What is the PEC, you might wonder. It’s the Positive and Negative Syndrome Scale Excited Component, and I’m willing to venture a guess that a difference of less than three points versus placebo is not particularly compelling clinical evidence. It has five questions, each of which is scored on a 7-point scale.

But wait, there’s more! The first study I mentioned was “A sub-population analysis” of 325 patients with agitation. I’m betting that the second study was just the first study with a few more patients thrown in whose initial scores on the PEC were not as high as in the second study. Looking at the abstracts quickly, one might think they were entirely different studies, but I highly doubt this is the case. I’ll do more research and correct myself if I am wrong, although if an enlightened reader has this information readily available, please let me know.

So, coming back to efficacy, we have a large sample size, which helps make this apparently small difference between drug and placebo turn up as statistically significant. Way too many people are under the impression that statistical significance is the most important thing since sliced bread. All it shows in this case is that there really is a difference between Abilify and placebo – but it does not say if the difference was teeny-tiny or if it was gigantic. To put this in perspective, remember that the PANSS-EC is a 35-point scale. So a difference of 2.3 points is nothing to write home about.

Don’t worry, as is highly common in pharmaceutical press releases discussing research, an academic spokesperson chimed in: “"ABILIFY Injection controls agitation independent of sedation,” according to Michael H. Allen, MD, Director, Emergency Psychiatry, Associate Professor, University of Colorado at Denver and Health Sciences Center's School of Medicine. What is not mentioned in the press release is that Dr. Allen is a member of the Scientific Advisory Board, has received research support from, and is a member of the speakers’ bureau for (you guessed it) Bristol Myers Squibb, distributor of Abilify. It is always helpful to place a little academic credibility onto your press release. Dr. Allen has relationships with several other pharmaceutical companies as well, and his opinion on Abilify may indeed be separate from his financial relationship with BMS. It is, however, certainly misleading for the press release to not mention that Dr. Allen has a significant relationship with the company, making him appear as if he were only an independent academic researcher.
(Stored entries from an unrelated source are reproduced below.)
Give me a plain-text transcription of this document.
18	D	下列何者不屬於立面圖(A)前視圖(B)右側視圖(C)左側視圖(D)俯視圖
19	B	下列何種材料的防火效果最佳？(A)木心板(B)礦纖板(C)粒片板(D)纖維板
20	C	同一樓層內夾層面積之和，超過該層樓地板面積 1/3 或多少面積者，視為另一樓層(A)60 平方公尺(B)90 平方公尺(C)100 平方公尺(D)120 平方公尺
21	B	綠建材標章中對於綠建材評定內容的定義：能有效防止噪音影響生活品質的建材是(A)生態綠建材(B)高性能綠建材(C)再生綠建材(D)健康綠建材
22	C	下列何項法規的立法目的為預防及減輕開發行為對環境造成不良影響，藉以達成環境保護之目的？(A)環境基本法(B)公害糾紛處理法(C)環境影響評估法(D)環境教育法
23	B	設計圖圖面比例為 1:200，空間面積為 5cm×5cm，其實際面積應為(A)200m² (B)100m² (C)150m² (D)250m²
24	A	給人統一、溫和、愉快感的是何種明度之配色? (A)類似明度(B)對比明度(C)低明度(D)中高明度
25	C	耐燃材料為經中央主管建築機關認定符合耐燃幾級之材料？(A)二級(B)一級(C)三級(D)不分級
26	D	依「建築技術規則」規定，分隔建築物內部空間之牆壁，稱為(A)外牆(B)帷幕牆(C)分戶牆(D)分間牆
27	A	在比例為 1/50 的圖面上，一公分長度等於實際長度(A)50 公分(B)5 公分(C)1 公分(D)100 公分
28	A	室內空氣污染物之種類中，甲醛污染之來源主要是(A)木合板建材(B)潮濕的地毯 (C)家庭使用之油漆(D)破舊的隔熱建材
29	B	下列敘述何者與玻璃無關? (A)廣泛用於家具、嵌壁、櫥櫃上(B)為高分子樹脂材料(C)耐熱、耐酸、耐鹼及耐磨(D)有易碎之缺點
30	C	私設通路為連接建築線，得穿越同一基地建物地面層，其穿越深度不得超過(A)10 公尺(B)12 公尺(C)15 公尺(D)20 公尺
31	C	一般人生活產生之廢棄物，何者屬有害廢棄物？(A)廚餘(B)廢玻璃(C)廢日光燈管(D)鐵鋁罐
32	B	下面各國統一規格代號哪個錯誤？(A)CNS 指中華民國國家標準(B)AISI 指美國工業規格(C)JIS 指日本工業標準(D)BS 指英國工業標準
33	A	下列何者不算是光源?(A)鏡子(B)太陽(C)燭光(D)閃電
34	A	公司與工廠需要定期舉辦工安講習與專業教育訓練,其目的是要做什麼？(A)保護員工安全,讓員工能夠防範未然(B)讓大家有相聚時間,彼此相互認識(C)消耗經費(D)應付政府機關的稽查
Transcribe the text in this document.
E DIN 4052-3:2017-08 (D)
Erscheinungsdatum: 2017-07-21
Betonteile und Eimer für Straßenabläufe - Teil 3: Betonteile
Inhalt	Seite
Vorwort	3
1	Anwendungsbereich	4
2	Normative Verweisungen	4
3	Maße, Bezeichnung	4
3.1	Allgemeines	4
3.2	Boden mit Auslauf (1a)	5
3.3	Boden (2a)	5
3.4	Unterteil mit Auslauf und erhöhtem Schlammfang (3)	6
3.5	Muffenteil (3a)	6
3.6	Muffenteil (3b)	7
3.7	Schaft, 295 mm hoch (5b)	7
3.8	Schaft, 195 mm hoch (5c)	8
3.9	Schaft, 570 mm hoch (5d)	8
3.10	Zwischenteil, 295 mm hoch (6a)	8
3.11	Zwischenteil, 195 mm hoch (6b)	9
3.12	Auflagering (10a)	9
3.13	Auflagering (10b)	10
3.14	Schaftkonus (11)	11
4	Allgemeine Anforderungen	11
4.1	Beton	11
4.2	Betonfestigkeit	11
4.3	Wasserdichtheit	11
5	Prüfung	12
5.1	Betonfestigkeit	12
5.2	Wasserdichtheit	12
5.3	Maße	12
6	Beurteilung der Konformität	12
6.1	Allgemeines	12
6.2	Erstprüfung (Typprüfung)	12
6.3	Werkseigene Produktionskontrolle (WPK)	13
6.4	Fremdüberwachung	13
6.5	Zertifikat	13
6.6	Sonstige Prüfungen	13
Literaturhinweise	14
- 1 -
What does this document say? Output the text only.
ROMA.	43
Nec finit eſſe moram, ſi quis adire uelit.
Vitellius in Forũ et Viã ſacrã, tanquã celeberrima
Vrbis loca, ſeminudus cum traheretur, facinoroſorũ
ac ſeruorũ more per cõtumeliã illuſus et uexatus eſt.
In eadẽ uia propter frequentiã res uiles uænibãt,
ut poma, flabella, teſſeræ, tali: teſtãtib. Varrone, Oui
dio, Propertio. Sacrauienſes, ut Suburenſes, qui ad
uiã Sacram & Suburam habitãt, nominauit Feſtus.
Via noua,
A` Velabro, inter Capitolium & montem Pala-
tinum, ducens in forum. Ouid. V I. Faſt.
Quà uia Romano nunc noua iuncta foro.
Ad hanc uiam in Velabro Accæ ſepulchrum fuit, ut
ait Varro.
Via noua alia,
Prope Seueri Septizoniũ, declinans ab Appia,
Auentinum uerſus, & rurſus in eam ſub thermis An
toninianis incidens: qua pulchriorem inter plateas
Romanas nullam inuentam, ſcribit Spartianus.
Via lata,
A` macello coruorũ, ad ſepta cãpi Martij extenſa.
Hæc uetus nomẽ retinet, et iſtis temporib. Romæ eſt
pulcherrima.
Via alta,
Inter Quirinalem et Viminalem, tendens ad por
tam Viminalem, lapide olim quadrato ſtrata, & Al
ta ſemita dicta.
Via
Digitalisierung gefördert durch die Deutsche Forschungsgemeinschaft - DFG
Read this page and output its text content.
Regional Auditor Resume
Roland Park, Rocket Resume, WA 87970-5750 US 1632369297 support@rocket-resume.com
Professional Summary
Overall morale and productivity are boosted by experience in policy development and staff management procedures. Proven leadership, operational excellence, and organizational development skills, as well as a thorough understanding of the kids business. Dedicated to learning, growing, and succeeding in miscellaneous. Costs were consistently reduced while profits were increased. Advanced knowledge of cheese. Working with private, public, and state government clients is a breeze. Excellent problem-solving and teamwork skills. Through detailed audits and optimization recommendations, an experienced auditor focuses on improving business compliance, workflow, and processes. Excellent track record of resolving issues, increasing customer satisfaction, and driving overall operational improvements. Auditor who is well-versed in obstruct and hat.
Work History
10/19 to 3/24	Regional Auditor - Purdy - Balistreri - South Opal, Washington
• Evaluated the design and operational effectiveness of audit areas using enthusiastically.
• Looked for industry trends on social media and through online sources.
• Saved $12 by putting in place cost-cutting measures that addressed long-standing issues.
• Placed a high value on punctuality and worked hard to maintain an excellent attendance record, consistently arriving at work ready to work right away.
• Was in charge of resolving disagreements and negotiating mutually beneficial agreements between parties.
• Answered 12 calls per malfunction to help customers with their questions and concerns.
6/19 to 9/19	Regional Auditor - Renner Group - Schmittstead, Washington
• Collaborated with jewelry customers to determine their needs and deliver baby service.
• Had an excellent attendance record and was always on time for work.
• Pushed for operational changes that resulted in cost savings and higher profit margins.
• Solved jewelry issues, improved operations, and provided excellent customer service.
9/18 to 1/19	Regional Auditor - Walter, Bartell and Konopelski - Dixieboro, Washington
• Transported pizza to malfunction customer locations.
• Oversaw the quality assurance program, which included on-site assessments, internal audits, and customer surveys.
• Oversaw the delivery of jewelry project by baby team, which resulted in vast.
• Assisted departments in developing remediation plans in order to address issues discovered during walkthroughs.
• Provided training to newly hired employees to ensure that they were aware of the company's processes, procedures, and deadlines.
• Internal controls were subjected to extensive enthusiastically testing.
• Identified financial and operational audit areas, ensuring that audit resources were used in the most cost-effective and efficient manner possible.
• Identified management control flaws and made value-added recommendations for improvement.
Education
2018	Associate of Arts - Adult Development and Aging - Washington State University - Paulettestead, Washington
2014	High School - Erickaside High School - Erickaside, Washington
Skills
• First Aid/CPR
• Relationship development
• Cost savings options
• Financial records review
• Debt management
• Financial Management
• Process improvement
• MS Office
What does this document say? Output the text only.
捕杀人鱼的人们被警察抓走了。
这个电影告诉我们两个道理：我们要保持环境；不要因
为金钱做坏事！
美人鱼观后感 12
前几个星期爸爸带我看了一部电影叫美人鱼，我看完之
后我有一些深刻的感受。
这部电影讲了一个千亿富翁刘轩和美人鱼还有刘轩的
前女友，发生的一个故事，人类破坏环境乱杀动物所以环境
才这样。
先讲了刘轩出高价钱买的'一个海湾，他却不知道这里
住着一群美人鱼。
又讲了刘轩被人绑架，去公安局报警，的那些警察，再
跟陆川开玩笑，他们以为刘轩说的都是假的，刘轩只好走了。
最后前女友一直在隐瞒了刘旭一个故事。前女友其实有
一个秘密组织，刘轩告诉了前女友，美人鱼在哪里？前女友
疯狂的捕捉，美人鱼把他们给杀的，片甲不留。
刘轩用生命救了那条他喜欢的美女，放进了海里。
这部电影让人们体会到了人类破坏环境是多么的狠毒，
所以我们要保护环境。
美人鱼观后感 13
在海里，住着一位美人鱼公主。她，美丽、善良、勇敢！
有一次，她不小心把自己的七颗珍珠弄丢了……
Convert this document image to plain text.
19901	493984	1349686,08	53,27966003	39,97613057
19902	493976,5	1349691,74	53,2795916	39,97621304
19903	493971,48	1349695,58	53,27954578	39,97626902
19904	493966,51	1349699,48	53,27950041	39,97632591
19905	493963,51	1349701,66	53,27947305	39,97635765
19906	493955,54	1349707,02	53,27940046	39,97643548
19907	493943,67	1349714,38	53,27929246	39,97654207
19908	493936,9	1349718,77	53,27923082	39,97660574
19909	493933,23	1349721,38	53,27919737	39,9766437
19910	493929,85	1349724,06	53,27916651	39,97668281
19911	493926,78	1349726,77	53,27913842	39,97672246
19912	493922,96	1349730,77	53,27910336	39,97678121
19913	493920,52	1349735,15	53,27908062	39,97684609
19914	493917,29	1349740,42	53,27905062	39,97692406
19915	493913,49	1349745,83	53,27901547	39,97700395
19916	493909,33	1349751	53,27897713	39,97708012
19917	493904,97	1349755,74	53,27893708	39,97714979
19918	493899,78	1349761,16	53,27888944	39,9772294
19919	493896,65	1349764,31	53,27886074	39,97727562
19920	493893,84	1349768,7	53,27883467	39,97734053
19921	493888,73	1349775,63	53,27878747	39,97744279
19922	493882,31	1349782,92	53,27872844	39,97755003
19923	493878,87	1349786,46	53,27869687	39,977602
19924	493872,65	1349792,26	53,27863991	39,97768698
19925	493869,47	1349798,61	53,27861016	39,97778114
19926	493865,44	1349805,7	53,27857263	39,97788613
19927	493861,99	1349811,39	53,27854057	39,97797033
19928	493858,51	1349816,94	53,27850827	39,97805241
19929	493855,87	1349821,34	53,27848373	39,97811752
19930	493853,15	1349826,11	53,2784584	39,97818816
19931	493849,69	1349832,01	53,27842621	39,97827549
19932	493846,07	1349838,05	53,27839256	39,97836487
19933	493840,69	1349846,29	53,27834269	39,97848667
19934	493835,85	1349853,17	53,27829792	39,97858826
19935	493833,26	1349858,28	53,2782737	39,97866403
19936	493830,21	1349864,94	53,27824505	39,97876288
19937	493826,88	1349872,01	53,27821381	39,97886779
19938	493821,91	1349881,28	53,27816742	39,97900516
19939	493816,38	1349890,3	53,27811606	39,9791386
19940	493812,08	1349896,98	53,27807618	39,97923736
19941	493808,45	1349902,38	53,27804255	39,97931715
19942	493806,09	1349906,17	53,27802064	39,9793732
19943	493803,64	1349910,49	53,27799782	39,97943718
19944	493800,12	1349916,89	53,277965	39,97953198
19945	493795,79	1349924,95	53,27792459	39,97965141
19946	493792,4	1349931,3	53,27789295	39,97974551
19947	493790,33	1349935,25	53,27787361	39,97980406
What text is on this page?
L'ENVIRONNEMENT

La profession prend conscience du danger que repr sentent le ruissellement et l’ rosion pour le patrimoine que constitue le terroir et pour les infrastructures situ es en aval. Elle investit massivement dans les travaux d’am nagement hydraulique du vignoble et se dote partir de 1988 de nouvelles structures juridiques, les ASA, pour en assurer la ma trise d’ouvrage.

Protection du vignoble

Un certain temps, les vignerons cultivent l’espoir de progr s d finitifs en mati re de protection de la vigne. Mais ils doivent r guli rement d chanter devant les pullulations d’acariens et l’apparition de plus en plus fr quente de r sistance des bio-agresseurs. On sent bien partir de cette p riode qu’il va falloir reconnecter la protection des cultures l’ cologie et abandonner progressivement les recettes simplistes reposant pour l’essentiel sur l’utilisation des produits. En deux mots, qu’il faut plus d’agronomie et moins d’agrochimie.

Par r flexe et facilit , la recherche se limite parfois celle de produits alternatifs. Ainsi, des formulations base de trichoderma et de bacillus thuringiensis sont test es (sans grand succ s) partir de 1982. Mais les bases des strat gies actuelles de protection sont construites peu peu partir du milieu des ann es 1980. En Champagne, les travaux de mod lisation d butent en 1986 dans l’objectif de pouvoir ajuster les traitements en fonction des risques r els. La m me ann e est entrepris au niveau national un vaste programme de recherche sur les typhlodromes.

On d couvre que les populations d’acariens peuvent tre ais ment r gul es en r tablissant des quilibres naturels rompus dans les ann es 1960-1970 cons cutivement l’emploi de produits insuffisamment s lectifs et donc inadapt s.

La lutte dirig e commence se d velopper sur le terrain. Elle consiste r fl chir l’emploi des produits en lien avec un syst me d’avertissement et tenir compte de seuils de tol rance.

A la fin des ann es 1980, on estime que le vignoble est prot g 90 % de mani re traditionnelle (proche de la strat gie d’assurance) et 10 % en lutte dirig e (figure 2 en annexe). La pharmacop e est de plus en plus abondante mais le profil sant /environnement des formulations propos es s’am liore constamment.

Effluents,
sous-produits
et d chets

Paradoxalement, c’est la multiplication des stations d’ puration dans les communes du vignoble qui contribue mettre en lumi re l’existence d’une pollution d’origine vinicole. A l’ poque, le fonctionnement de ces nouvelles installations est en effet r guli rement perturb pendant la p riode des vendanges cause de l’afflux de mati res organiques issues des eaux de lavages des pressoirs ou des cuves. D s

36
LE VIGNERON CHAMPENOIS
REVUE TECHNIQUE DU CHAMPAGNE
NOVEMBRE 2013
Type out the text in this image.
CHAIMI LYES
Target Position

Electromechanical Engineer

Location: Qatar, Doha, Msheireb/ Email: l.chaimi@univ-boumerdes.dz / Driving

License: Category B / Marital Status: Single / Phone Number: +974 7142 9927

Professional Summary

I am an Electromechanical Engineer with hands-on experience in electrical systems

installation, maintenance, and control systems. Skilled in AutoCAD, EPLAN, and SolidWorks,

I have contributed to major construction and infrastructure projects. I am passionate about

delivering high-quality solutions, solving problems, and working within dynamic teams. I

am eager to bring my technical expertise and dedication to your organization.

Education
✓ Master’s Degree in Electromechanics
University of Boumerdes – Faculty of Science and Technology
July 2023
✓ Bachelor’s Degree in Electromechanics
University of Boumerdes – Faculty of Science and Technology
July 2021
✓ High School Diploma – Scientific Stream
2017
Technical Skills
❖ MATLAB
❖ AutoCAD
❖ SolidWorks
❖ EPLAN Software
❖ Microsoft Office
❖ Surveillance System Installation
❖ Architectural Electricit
Thus, the question for today is as follows: Does Abilify reduce agitation to a meaningful degree more than placebo or does this marketing campaign make you significantly agitated?

2 comments:

Marissa Miller said...

I'd like to know the difference between Abilify in pill form vs. injectable form...

CL Psych said...

Injectable lasts longer and also should allow for better compliance (at least in the short-term) since the dose is spread across a longer time frame than oral. I've not seen much research that actually finds injectable meds to have better results than oral, but their main marketing points are a quick onset of action and better compliance. I believe that Abilify is currently recommended to only be used in injectable form for the short-term, then switching to oral.